Dès le Prélude, la précision de l’énoncé s’empare d’une écoute qui restera formidablement concentrée deux heures durant. Au pupitre, Michael Gielen impose d’abord une conception architecturée, un rien mise en distance, laissant un lyrisme expressif gagner les cordes du SWR Sinfonieorchester Baden-Baden und Freiburg dans une suave fluidité qui ne déroge pas à la grande fermeté de son approche. C’est en peintre qu’il dévoile peu à peu l’histoire de Waldemar, dosant savamment les effets en restituant fidèlement chaque détail de l’orchestration. À cette question de la nécessité d’une direction identifiant diverses trames que Schönberg s’est lui-même posée (Le style et l’idée), son interprétation répond qu’une restitution riche et fiable ne nuit pas au dessin d’ensemble. Les passages plus chambristes sont naturellement l’objet d’un soin minutieux, tout comme les tutti les plus violents dont les grandes lignes ne masquent jamais la délicatesse de l’écriture.

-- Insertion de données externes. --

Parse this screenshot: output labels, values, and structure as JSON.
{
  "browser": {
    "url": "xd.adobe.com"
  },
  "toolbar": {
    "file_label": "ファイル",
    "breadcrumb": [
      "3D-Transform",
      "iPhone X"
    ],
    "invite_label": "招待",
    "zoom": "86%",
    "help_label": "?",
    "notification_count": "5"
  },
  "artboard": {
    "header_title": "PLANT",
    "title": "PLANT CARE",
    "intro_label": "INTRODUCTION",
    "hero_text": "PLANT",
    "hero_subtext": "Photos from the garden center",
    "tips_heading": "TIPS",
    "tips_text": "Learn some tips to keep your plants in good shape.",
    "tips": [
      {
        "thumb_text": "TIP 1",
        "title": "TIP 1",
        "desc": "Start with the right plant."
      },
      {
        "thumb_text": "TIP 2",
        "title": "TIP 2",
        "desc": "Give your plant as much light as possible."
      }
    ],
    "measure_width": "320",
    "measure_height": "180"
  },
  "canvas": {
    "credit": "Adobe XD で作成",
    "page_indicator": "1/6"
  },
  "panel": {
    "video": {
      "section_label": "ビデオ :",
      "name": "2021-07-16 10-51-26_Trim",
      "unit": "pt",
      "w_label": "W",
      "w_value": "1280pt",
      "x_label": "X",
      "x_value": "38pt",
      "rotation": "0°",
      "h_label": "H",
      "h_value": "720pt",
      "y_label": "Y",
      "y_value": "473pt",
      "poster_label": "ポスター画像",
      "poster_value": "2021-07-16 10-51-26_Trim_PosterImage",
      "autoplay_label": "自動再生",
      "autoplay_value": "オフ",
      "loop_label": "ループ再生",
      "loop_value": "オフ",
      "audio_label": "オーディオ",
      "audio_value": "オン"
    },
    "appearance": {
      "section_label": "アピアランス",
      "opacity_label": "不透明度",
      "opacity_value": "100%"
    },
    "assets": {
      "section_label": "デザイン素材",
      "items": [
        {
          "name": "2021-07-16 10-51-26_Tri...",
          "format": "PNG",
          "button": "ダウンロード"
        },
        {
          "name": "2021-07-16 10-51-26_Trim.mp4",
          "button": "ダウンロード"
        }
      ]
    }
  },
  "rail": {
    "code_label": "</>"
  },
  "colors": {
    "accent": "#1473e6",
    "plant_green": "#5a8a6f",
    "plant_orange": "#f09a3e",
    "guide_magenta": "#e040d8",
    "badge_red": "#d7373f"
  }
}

Dans la troisième partie, Gielen n’hésite pas à s’engager vers une rhétorique presqu'opératique, soulignant le drame de Waldemar et le retour à la paix.

Outre l’excellence de la prestation des choristes du MDR Rundfunkchor Leipzig et du Chor des Bayerischen Rundfunks, la partie vocale convoque six voix parmi lesquelles on aura remarqué le timbre corsé et la ferme articulation de Ralf Lukas (Bauer) ainsi que le phrasé bien conduit de Melanie Diener (Tove) à laquelle on reprochera cependant un haut-médium parfois instable. Saluons la Waldtaube d’Yvonne Naef au chant tant souple que généreusement coloré et le Waldemar de Robert Dean Smith, un rôle écrasant à l’écriture tendue que le ténor américain assume honorablement.